In Canada and the U.S., Stainton said, there is a direct correlation between poverty and disability. “If you’re poor, you’re more likely to be disabled.
And if you’re disabled, you’re more likely to be poor,” he said.
“Poverty rates among people with disabilities are the highest of any group in Canada.”
Many disabled people have no interest in being top athletes, say advocates. They just want to have a decent life.
At the minimum, that means adequate food and shelter, which is often in short supply in Canada and other industrialized countries.
First World debates pale
How do Canadian issues compare with those in Third World countries?
First World debates over “people-first” language or the usefulness of disabled-only parking often seem to pale in seriousness when contrasted to the plight of disabled people in most developing countries.
The World Health Organization says most of the planet’s disabled live in poor countries, with many made that way as a result of war and especially abandoned landmines.
By some accounts, one million of the world’s disabled people survive in Afghanistan alone, victims of an continuing war with Western powers, including the U.S. and Canada.
To start facing the problems posed by half a billion global inhabitants with disabilities, Canada on Thursday announced it was becoming the 82nd country to ratify the UN Convention on the Rights of People with Disabilities. Advocates such as Stainton welcomed the new UN Convention.
However, paradoxically, Stainton said, it’s worth noting that Western solutions to disability shouldn’t be automatically imposed on poorer nations.
For instance, he said, moderately disabled people in some developing countries can have a slight advantage over those in more industrialized nations.

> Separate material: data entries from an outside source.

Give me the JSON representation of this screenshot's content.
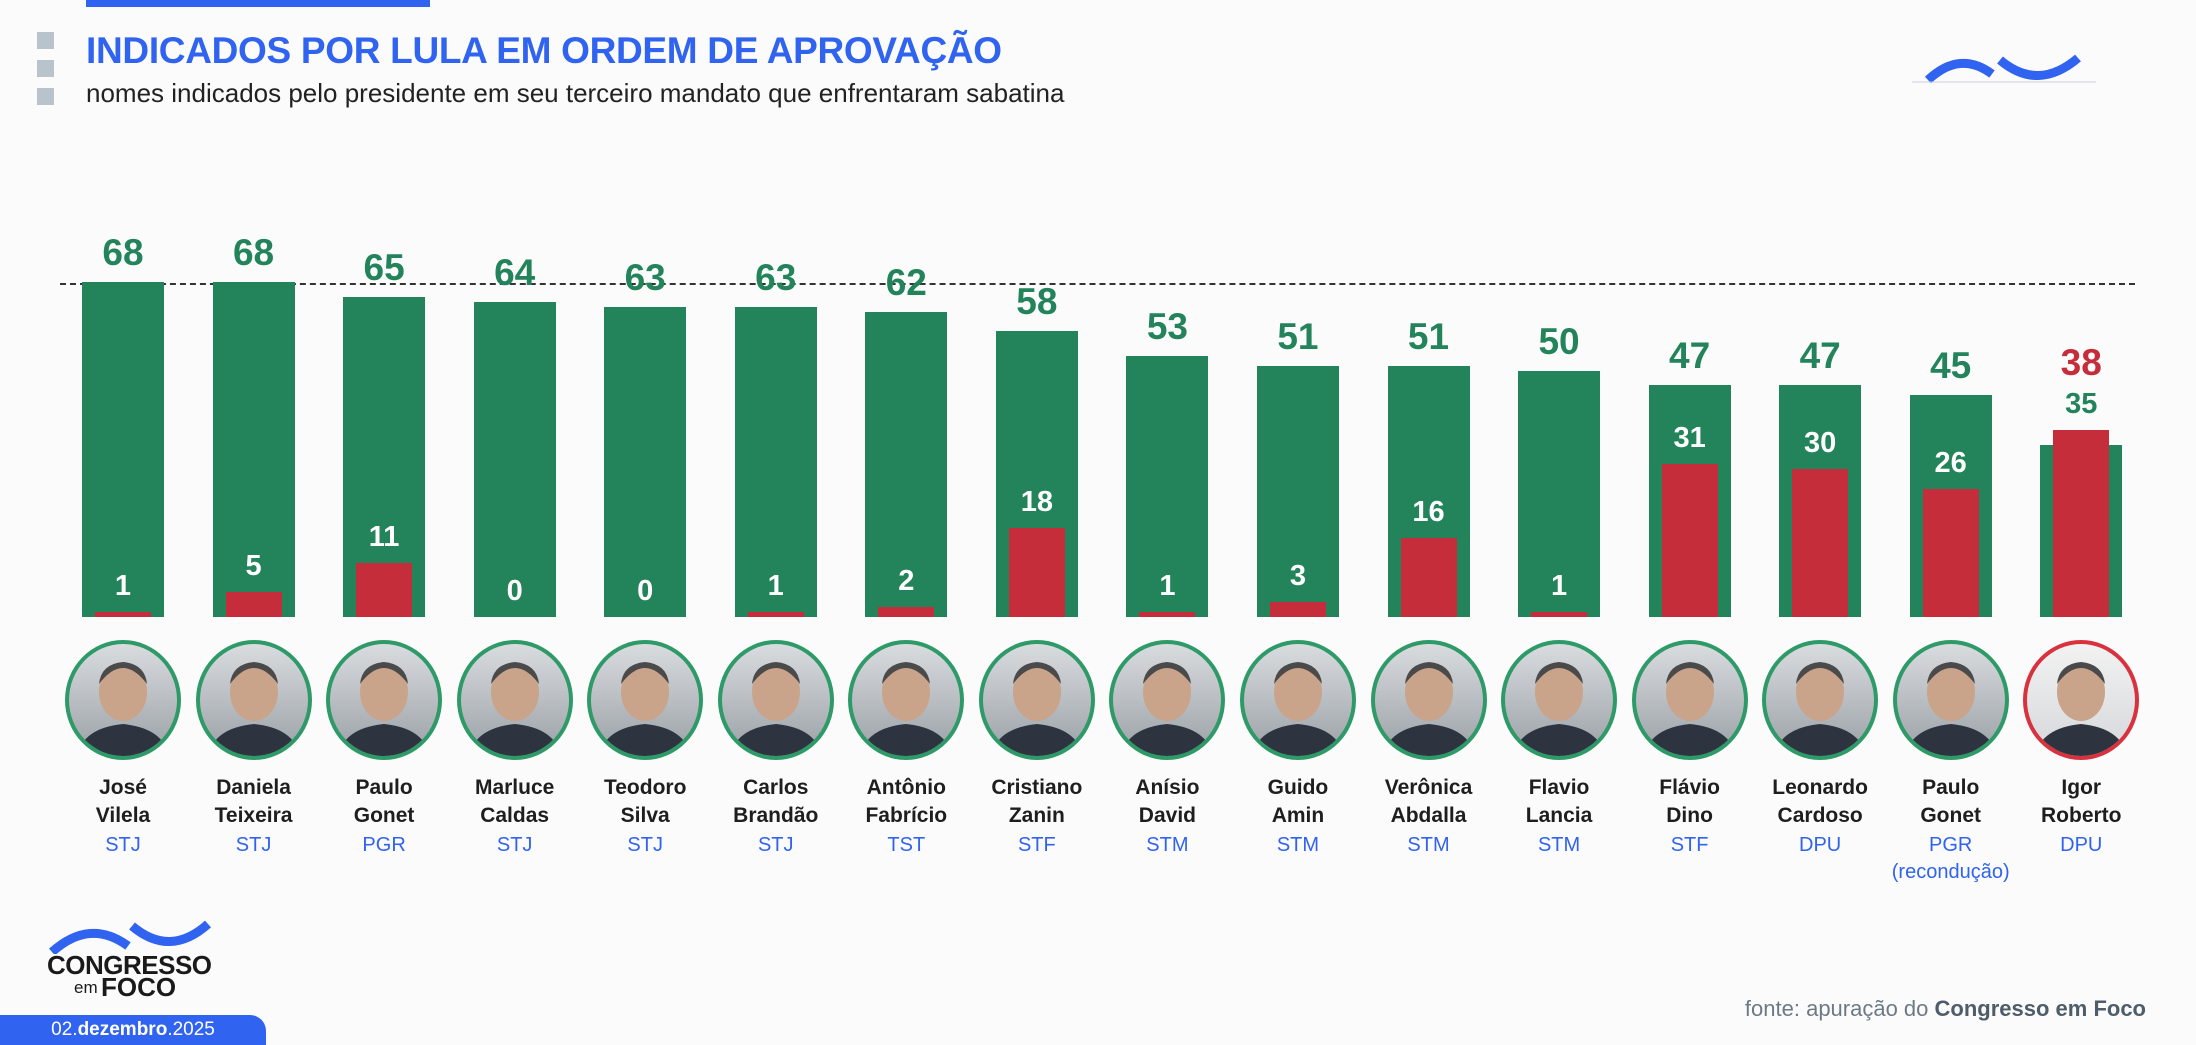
{
  "header": {
    "title": "INDICADOS POR LULA EM ORDEM DE APROVAÇÃO",
    "subtitle": "nomes indicados pelo presidente em seu terceiro mandato que enfrentaram sabatina"
  },
  "colors": {
    "favor": "#23835a",
    "contra": "#c52d3a",
    "accent": "#2f63f0"
  },
  "chart_data": {
    "type": "bar",
    "title": "INDICADOS POR LULA EM ORDEM DE APROVAÇÃO",
    "categories": [
      "José Vilela",
      "Daniela Teixeira",
      "Paulo Gonet",
      "Marluce Caldas",
      "Teodoro Silva",
      "Carlos Brandão",
      "Antônio Fabrício",
      "Cristiano Zanin",
      "Anísio David",
      "Guido Amin",
      "Verônica Abdalla",
      "Flavio Lancia",
      "Flávio Dino",
      "Leonardo Cardoso",
      "Paulo Gonet",
      "Igor Roberto"
    ],
    "name_lines": [
      [
        "José",
        "Vilela"
      ],
      [
        "Daniela",
        "Teixeira"
      ],
      [
        "Paulo",
        "Gonet"
      ],
      [
        "Marluce",
        "Caldas"
      ],
      [
        "Teodoro",
        "Silva"
      ],
      [
        "Carlos",
        "Brandão"
      ],
      [
        "Antônio",
        "Fabrício"
      ],
      [
        "Cristiano",
        "Zanin"
      ],
      [
        "Anísio",
        "David"
      ],
      [
        "Guido",
        "Amin"
      ],
      [
        "Verônica",
        "Abdalla"
      ],
      [
        "Flavio",
        "Lancia"
      ],
      [
        "Flávio",
        "Dino"
      ],
      [
        "Leonardo",
        "Cardoso"
      ],
      [
        "Paulo",
        "Gonet"
      ],
      [
        "Igor",
        "Roberto"
      ]
    ],
    "courts": [
      "STJ",
      "STJ",
      "PGR",
      "STJ",
      "STJ",
      "STJ",
      "TST",
      "STF",
      "STM",
      "STM",
      "STM",
      "STM",
      "STF",
      "DPU",
      "PGR (recondução)",
      "DPU"
    ],
    "court_lines": [
      [
        "STJ"
      ],
      [
        "STJ"
      ],
      [
        "PGR"
      ],
      [
        "STJ"
      ],
      [
        "STJ"
      ],
      [
        "STJ"
      ],
      [
        "TST"
      ],
      [
        "STF"
      ],
      [
        "STM"
      ],
      [
        "STM"
      ],
      [
        "STM"
      ],
      [
        "STM"
      ],
      [
        "STF"
      ],
      [
        "DPU"
      ],
      [
        "PGR",
        "(recondução)"
      ],
      [
        "DPU"
      ]
    ],
    "series": [
      {
        "values": [
          68,
          68,
          65,
          64,
          63,
          63,
          62,
          58,
          53,
          51,
          51,
          50,
          47,
          47,
          45,
          35
        ],
        "color": "#23835a"
      },
      {
        "values": [
          1,
          5,
          11,
          0,
          0,
          1,
          2,
          18,
          1,
          3,
          16,
          1,
          31,
          30,
          26,
          38
        ],
        "color": "#c52d3a"
      }
    ],
    "reference_line": 68,
    "ylim": [
      0,
      68
    ],
    "grid": false,
    "photo_border": [
      "green",
      "green",
      "green",
      "green",
      "green",
      "green",
      "green",
      "green",
      "green",
      "green",
      "green",
      "green",
      "green",
      "green",
      "green",
      "red"
    ]
  },
  "footer": {
    "logo_top": "CONGRESSO",
    "logo_em": "em",
    "logo_foco": "FOCO",
    "date_day": "02.",
    "date_month": "dezembro",
    "date_year": ".2025",
    "source_prefix": "fonte: apuração do ",
    "source_name": "Congresso em Foco"
  }
}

Since many people in the Third World reside in rural villages, Stainton said many who are moderately disabled can often be accommodated into community life.
Instead of hunting or working in the fields, for instance, they can be of use in the village mill.
That said, for most of those in developing countries who become severely disabled the situation is usually catastrophic, with many reduced to a life of begging, at best.
Without the kind of government, financial and technological support provided in many richer countries, Stainton said most severely disabled people in the Third World simply die.
“It’s not,” he said, “a very pleasant way to solve the problem.”